On Oct. 28, 2010 the Arizona Court of Appeals ruled that the administrative hearing process (“Administrative Process”) for the resolution of disputes between homeowners and homeowners’ associations in planned communities is unconstitutional. See Ariz. Rev. Stat. §§ 41-2198 to -2198.05. The Administrative Process was limited to claimed violations of planned community documents (such as CC&Rs, declarations, bylaws, articles of incorporation, and rules, if any, of a planned community) or statutes.

Under the Administrative Process, the homeowner or homeowners’ association may file a petition for hearing with the Arizona Department of Fire, Building and Life Safety (“DFBLS”). After reviewing the petition and response, the DFBLS director may refer the petition to the office of administrative hearings for a hearing before an administrative law judge (“ALJ”). The DFBLS has no further involvement in the matter after the referral. After a hearing, the ALJ will render a decision and may order a party to comply with the relevant planned community documents or statutes.
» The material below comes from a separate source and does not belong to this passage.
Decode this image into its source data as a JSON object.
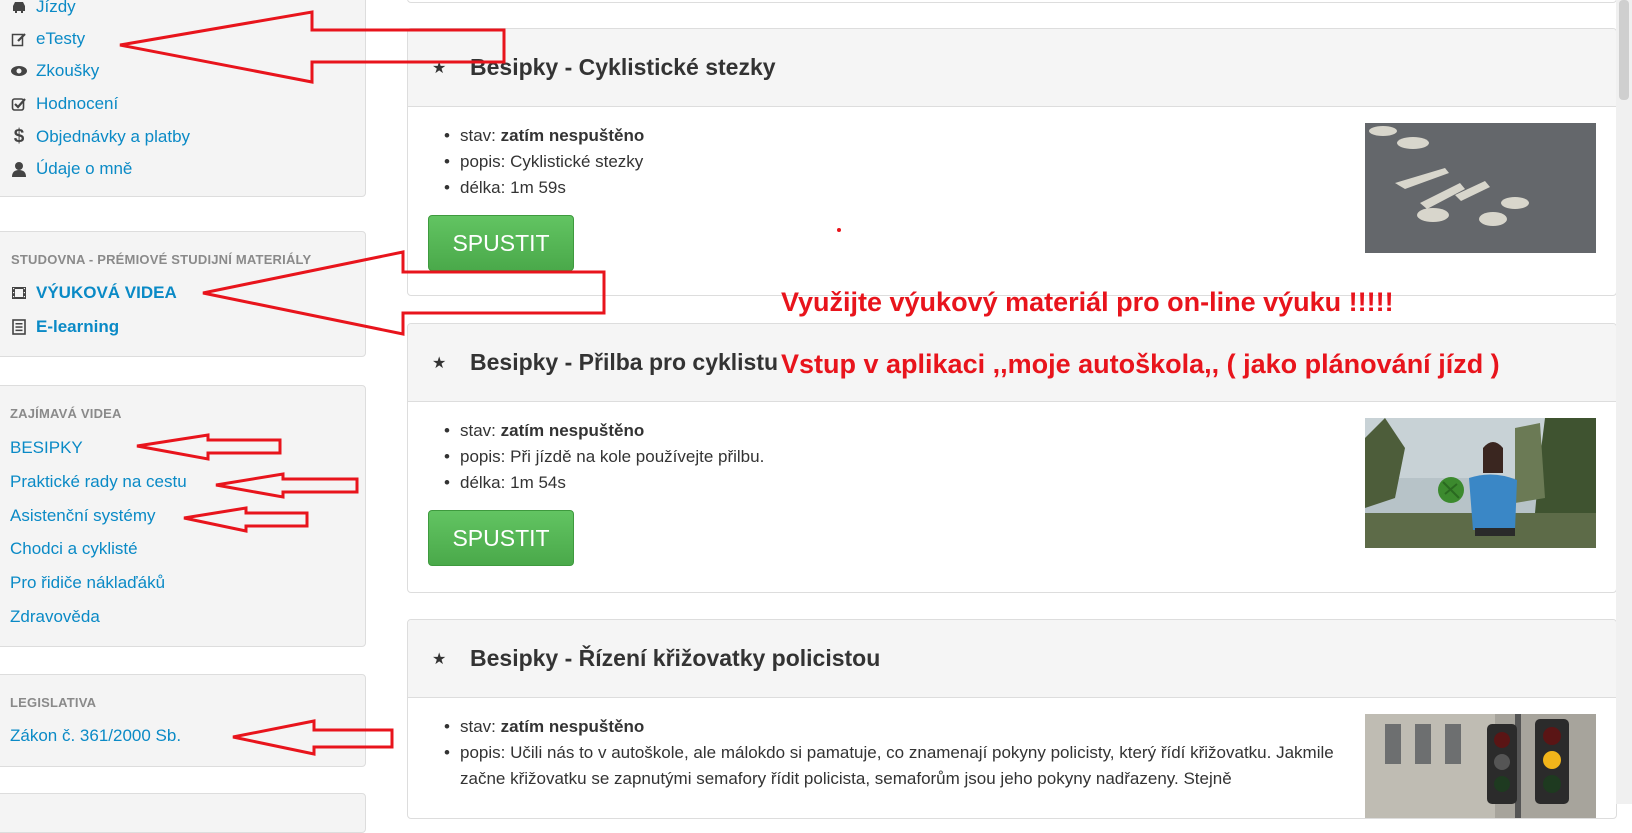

The ALJ’s decision is final and not subject to any review or rehearing by the DFBLS. The sole relief available to a party aggrieved by the ALJ’s decision is review by the superior court.

The Administrative Processwas ruled unconstitutional by the Arizona Court of Appeals, Division One (the “Court”) in Gelb v. Department of Fire, Building & Life Safety, No. 1 CA CV 09-0744 (Ariz. App. Oct. 28, 2010) due to the violation of the separation of powers provision found in Article 3 of the Arizona State Constitution. Article 3 of the Arizona Constitution expressly provides that “[t]he powers of the government of the state of Arizona shall be divided into three separate departments, the legislative, the executive, and the judicial” and further states the three departments “shall be separate and distinct, and no one of such departments shall exercise the powers properly belonging to either of the others.” Arizona law does permit the Legislature to vest various administrative agencies with certain judicial powers so long as this authority is auxiliary to and dependent upon the proper exercise of legitimate regulatory power.

The Court emphasized that to be constitutional, the agency’s actions must be “reasonably necessary to effectuate the administrative agency’s primary, legitimate regulatory purposes.” Citing Cactus Wren Partners v. Ariz. Dep’t of Bldg. & Fire Safety, 177 Ariz. 559, 562, 869 P.2d 1212, 1215 (App. 1993) (citing J.W. Hancock Enters., Inc. v. Ariz. State Registrar of Contractors, 142 Ariz. 400, 405, 690 P.2d 119, 124 (App. 1984)). The stated purpose of the DFBLS is to “further the public interest of safety and welfare by maintaining and enforcing standards of quality and safety for manufactured homes, mobile homes and factory-built buildings and by reducing hazards to life and property through the maintenance and enforcement of the state fire code...” A.R.S. § 41-2141(A) (Supp. 2009).

The Court held that there is no nexus between the regulatory authority or purpose of the DFBLS and the authority to regulate planned communities. As a result, the Court found that when viewing the practical result of the Administrative Process, the DFBLS adjudicated a dispute between private parties relating to planned community documents, even though the DFBLS possesses no regulatory authority over planned community associations or documents. Because the Administrative Process does not relate in any way to DFBLS’ primary, legitimate or regulatory purposes, the grant of judicial powers by the Arizona State Legislature was not proper. If the Legislature chooses to amend the Administrative Process or pass new legislation granting the Arizona Department of Real Estate “ADRE”) similar duties and powers, we believe that it is likely that the Administrative Process would pass constitutional muster since the ADRE has regulatory authority over certain aspects of planned communities.

It is important to note that the DFBLS itself has taken action consistent with the Court’s decision in Gelb v. Department of Fire, Building & Life Safety. In response to the Gelb case, DFBLS noted that two other cases found the Administrative Process violated the Arizona Constitution’s separation of powers provision, one of which enjoined DFBLS from taking any further action under the Administrative Process. DFBLS did not appeal either case (nor did it provide input in the Gelb case) and, in January 2009, DFBLS completely discontinued processing any claims under the Administrative Process. These actions by DFBLS are consistent with the Court’s decision in the Gelb case that the Administrative Process under the DFBLS is unconstitutional.